Member of the Oklahoma Senate from the 26th district
- In office 2006–2014
- Preceded by: Gilmer Capps
- Succeeded by: Darcy Jech

Personal details
- Party: Democratic
- Spouse: DeAun
- Education: Texas Christian University (BA, BS) University of Oklahoma (JD)
- Occupation: attorney

= Tom Ivester =

American politician (born 1969)

Tom Ivester (born 1969) is an American politician who served in the Oklahoma Senate representing the 26th district from 2006 to 2014.

==Education and family==
Ivester obtained his BA/BS from Texas Christian University and his JD from the University of Oklahoma. He is married to his wife DeAun and they have 3 children.

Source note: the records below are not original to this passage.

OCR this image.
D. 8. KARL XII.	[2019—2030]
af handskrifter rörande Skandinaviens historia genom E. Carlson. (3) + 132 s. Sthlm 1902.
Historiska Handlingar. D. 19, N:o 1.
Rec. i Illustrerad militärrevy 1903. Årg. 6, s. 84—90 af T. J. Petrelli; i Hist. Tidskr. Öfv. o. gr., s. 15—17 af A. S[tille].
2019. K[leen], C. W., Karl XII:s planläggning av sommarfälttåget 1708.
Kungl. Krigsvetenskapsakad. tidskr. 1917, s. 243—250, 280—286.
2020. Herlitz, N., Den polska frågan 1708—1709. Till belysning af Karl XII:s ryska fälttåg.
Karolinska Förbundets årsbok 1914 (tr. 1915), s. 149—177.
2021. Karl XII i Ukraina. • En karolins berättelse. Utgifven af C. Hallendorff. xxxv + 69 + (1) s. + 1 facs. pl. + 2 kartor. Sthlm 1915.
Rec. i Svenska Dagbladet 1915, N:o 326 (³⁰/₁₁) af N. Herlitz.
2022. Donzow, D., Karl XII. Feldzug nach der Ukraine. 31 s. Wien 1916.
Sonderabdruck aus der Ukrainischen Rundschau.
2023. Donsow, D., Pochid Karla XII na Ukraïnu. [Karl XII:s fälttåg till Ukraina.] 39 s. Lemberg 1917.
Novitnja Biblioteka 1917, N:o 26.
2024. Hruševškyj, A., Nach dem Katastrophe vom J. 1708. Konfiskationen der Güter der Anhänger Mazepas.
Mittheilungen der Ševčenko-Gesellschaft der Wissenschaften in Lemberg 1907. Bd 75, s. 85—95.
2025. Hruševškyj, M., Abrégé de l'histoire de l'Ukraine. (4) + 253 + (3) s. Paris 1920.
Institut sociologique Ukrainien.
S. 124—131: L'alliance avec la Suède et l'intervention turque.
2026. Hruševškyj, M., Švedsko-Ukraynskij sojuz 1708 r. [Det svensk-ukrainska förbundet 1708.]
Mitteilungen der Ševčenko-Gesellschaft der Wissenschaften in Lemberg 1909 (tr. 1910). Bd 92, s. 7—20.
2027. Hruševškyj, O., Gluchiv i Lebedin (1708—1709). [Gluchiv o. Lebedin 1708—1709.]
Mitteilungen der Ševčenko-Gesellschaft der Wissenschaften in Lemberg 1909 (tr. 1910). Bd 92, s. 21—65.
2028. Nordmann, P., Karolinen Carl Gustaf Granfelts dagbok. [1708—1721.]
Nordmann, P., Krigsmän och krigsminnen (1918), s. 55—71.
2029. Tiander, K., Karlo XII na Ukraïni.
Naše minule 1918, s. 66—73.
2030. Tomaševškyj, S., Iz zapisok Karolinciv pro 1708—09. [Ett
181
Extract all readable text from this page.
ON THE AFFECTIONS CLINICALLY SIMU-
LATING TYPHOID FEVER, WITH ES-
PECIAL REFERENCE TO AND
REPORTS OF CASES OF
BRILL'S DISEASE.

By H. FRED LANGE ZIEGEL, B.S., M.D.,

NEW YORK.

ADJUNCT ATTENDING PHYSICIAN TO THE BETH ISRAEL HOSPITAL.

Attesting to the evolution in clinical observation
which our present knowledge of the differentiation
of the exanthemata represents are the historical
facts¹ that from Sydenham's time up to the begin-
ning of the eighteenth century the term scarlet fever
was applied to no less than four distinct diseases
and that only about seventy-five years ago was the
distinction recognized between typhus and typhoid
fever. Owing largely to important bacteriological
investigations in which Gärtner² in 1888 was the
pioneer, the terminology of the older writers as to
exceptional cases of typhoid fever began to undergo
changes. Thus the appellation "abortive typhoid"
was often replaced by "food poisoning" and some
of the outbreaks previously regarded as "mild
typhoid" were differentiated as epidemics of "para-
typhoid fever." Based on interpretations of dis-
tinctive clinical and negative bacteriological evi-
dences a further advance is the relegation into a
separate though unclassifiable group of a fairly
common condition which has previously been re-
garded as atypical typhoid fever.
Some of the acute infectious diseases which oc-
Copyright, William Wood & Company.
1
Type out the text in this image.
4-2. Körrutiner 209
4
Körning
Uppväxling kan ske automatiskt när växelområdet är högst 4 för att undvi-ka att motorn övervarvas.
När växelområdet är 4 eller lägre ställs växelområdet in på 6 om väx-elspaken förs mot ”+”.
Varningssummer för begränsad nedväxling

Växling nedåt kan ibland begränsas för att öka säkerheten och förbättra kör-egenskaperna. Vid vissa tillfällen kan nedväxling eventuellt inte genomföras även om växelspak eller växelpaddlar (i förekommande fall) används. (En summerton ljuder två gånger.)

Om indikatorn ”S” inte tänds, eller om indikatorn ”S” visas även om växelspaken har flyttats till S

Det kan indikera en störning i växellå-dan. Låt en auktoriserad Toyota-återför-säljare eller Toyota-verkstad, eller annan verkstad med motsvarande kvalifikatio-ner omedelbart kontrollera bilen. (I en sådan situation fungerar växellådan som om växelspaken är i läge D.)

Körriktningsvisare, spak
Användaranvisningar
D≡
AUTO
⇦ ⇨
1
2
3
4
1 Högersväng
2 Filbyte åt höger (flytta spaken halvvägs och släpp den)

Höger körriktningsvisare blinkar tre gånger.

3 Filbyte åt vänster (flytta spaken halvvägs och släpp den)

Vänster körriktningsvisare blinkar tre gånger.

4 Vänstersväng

==Professional experience==
Tom Ivester is an attorney, and colonel for the United States Army Reserves, as well as Third Special Forces Group in the United States Army. In 2018 he graduated the Carlisle army war college located in Carlisle Pennsylvania.

==Organizations==
Ivestor is a member of the American Legion and Kiwanis Club. According to the Tulsa World, Ivester is connected to the Oklahoma Growth Alliance PAC, a political action committee which supported Democratic Party's candidates in Oklahoma in 2020, 2022, and spent $100,000 opposing David Rader's reelection campaign in 2024.